My goto metaphor continues to be the conveyor belt. AD treatment could shutdown almost the entire amyloid dementia conveyor belt. Those before onset could have a pre-dose lowish dose mab prevention strategy, those with clinical AD (MCI, mild AD) would have an on label option with the mabs, and then those further along on the conveyor belt could have reduced methylene blue etc.. It would be profoundly amazing to watch the entire pathology process of amyloid dementia just stop in place. Basically, the entire river of dementia could just freeze. Yeah!

With the e4s, mabs (e.g., leca) are expected to slow progression by ~50%. That is a lot! If you have 10 years to severe AD, then 50% slowing might extend this out to 20 years. Of course, additional treatment options are also emerging. Clinical management for AD is beginning to appear fairly impressive. Those on the event horizon of the AD black hole that we have spoken about previously on thread might be just fortunate enough to avoid being drawn inexorably into an irreversible dementia. That is such a difficult part of dementia when trying to cope with it; it creeps up on you and then the caregiving just gets more and more progressively more difficult. You become enveloped in a fog of dementia that relentlessly advances. For those now on this path, the endstage of severe dementia might never be reached. AD could End!!!

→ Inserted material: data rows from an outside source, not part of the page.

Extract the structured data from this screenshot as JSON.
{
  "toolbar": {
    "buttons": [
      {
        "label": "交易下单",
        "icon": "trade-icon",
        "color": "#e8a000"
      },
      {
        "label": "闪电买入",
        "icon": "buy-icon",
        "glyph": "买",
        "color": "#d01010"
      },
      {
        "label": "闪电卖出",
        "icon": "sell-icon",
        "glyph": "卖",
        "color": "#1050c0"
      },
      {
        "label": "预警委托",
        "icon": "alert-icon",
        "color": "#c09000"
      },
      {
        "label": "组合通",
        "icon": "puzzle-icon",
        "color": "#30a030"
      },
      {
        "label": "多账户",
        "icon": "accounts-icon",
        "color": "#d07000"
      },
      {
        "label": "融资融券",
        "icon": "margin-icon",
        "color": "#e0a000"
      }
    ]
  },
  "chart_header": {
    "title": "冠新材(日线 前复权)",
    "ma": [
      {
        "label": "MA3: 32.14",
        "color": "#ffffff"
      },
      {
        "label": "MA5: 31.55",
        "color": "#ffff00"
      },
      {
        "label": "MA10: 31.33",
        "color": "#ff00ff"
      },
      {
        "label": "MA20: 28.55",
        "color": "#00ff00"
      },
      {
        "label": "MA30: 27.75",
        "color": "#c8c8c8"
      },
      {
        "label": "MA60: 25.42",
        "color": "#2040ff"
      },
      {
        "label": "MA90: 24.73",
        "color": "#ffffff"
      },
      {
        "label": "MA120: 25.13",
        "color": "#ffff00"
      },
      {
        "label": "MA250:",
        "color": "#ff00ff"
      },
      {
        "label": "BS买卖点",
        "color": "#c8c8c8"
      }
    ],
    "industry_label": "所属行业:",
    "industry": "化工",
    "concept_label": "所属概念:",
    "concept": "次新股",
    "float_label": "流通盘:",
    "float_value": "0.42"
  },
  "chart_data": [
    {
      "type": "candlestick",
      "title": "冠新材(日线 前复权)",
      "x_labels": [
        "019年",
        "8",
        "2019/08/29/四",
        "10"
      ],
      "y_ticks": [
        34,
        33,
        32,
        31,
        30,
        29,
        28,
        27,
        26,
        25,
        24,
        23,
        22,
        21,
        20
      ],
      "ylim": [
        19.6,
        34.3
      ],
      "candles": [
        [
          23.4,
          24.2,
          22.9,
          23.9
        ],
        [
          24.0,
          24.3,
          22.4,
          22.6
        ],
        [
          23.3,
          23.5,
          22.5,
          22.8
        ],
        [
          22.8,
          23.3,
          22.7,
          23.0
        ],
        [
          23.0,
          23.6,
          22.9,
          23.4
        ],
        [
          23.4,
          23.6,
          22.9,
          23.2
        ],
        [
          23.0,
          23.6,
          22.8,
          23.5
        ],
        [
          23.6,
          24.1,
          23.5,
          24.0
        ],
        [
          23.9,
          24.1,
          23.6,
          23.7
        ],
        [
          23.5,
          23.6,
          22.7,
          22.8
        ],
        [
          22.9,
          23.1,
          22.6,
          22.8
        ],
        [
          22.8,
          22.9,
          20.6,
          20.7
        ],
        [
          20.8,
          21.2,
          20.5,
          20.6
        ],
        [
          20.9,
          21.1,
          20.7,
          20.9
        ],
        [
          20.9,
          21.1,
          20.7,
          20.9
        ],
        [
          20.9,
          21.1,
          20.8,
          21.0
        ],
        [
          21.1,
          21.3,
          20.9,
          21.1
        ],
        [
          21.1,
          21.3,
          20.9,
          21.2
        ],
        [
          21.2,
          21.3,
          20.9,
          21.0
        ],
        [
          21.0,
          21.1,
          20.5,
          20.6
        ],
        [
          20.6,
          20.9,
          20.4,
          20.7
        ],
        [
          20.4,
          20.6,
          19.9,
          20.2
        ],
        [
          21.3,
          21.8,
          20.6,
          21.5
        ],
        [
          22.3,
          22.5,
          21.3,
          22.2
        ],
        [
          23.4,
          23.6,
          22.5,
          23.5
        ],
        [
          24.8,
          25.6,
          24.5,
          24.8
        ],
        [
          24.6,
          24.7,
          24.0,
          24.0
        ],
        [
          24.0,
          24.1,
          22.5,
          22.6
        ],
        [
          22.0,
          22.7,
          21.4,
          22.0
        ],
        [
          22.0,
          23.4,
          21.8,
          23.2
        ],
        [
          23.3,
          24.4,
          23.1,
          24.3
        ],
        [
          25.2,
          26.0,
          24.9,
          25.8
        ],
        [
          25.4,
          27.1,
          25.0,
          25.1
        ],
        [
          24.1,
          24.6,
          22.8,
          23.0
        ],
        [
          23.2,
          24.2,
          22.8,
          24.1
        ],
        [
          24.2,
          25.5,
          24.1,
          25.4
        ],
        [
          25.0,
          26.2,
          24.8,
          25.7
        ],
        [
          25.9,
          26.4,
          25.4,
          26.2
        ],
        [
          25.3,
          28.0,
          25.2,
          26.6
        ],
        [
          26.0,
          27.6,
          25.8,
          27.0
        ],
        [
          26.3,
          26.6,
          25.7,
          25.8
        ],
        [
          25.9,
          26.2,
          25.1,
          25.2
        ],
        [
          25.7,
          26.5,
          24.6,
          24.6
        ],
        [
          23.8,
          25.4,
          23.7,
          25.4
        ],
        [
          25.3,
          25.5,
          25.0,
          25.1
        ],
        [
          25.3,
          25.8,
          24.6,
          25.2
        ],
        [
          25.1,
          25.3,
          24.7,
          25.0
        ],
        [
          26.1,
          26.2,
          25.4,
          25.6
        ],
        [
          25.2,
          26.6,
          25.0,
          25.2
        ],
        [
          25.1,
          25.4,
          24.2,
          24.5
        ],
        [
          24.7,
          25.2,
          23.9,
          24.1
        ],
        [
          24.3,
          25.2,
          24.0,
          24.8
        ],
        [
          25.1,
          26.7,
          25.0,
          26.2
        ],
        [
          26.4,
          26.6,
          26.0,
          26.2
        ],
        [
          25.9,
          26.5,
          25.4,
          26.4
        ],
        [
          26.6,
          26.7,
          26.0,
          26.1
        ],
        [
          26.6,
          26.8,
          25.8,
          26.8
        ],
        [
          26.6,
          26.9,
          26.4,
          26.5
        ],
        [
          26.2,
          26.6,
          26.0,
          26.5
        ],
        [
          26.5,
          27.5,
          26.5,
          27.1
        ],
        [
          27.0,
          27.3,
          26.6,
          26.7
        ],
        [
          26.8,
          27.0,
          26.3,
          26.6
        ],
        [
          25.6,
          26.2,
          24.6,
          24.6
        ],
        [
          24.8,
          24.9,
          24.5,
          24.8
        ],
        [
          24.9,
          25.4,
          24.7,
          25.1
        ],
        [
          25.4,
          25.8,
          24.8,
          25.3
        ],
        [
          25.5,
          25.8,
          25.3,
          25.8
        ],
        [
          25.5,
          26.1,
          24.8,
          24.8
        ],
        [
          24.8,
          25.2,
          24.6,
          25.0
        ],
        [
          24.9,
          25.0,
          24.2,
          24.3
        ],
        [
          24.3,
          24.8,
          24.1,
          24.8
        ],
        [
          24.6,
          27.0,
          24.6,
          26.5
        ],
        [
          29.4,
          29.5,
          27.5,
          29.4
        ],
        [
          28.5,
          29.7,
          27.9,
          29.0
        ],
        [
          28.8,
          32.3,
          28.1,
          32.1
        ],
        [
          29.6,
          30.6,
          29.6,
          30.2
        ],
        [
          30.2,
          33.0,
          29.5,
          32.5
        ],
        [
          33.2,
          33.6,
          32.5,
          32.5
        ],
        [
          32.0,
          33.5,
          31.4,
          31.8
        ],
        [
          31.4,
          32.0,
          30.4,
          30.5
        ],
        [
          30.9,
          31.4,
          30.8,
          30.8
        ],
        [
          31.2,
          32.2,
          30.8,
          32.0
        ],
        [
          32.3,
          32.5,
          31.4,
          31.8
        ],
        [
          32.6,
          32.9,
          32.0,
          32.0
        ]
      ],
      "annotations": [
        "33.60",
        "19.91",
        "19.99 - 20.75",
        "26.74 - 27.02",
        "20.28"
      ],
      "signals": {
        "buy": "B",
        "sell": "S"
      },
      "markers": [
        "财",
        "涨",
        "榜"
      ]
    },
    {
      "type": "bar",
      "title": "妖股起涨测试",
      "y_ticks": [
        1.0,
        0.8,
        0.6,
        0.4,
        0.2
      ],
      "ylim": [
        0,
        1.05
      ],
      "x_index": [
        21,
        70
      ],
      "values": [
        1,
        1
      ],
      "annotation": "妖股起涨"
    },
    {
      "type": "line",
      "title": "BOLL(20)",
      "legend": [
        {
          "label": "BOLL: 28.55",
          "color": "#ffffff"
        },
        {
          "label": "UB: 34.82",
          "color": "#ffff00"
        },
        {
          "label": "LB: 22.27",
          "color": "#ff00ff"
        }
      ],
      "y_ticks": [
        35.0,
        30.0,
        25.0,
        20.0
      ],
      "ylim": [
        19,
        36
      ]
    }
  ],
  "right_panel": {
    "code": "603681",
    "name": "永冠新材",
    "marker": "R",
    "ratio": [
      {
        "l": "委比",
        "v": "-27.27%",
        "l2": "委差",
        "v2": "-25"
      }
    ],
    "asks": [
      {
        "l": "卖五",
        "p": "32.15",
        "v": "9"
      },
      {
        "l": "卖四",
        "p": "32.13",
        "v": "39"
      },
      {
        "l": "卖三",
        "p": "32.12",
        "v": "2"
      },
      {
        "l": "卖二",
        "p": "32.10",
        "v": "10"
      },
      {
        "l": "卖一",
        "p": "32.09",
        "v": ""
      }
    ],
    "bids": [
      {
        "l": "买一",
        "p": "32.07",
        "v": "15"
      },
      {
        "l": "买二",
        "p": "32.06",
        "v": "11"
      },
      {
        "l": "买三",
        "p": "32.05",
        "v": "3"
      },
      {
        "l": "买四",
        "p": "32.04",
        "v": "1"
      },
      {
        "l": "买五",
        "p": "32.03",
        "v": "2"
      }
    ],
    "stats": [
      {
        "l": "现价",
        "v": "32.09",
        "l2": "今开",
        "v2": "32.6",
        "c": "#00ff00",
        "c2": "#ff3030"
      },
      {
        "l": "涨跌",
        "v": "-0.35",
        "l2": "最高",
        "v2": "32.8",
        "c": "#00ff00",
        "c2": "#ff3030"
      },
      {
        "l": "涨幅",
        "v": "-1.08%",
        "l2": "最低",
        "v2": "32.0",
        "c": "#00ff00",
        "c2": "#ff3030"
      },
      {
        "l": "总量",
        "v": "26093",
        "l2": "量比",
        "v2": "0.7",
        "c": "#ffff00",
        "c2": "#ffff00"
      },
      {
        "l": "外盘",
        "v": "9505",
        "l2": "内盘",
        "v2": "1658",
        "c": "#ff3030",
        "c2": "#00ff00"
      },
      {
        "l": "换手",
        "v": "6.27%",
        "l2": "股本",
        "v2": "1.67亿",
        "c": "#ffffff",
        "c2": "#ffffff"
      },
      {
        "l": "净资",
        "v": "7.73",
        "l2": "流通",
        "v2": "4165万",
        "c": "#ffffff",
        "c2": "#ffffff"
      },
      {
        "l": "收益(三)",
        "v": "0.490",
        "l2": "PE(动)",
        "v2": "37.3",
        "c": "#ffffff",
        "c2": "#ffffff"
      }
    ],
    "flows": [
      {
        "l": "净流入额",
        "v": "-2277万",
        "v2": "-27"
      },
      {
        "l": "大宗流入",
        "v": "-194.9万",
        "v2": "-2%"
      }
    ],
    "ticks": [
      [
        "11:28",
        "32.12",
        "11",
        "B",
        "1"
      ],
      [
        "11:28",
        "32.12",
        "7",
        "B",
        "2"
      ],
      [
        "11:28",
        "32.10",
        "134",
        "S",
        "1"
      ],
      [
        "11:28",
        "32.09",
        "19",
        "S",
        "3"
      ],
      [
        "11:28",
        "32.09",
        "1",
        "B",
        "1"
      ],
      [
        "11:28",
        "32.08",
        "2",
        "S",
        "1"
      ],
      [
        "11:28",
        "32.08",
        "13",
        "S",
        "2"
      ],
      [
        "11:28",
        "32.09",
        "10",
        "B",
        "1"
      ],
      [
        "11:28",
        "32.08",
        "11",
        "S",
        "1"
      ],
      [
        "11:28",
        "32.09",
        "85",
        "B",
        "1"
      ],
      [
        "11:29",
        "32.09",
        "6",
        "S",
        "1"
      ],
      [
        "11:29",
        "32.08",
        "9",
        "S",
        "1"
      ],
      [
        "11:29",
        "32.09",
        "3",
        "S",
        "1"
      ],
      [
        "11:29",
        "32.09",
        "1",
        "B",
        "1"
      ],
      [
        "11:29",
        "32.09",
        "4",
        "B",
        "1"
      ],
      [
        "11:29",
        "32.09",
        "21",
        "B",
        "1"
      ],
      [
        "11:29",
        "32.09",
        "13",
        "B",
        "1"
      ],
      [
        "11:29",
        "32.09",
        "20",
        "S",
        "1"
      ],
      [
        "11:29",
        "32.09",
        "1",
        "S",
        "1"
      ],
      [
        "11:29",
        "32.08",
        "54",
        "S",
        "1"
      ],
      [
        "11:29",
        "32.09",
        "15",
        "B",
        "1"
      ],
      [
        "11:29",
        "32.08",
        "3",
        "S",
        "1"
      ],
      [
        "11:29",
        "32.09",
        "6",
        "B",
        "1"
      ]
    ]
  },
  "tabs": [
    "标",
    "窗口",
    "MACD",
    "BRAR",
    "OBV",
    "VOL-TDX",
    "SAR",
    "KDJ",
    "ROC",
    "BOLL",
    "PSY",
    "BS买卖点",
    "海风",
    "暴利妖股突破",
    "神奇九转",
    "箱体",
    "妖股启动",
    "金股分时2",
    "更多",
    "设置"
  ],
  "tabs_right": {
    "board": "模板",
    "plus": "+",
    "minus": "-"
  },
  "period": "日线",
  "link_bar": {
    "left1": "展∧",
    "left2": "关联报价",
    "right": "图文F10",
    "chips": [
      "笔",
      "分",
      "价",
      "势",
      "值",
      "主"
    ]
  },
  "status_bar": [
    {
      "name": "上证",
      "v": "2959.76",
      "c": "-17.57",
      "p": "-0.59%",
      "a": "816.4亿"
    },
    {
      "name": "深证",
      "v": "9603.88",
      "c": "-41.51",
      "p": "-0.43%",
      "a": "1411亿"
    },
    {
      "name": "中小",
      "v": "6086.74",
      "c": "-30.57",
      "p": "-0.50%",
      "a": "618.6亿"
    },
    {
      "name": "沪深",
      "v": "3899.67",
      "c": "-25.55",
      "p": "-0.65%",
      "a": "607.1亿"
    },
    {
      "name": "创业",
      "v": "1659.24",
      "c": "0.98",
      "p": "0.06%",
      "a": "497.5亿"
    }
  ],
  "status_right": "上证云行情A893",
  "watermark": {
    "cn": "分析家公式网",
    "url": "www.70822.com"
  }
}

Those in the pre-symptomatic stage will know years and years, decades(?) ahead before they reach age of onset. The FDA's original decision for Aducanumab seemed to anticipate the dilemma that this would pose for the worried well with its inclusive label for "Alzheimer's Disease". Alzheimer's disease as the inclusions for the phase 3 for Aducanumab? No, more Alzheimer's in general.

That would be awesome if the FDA were to give the same broad label to Lecanemab. Leca is safer and one could certainly understand those who might want to moderately pre-dose before achieving the official diagnosis as per a strict narrow label. Admittedly, this might require more clinical testing depending on the safety readout for Clarity. Pre-symptomatic treatment would require a wider margin of safety.
Last edited by J11 on Thu Aug 25, 2022 2:37 pm, edited 2 times in total.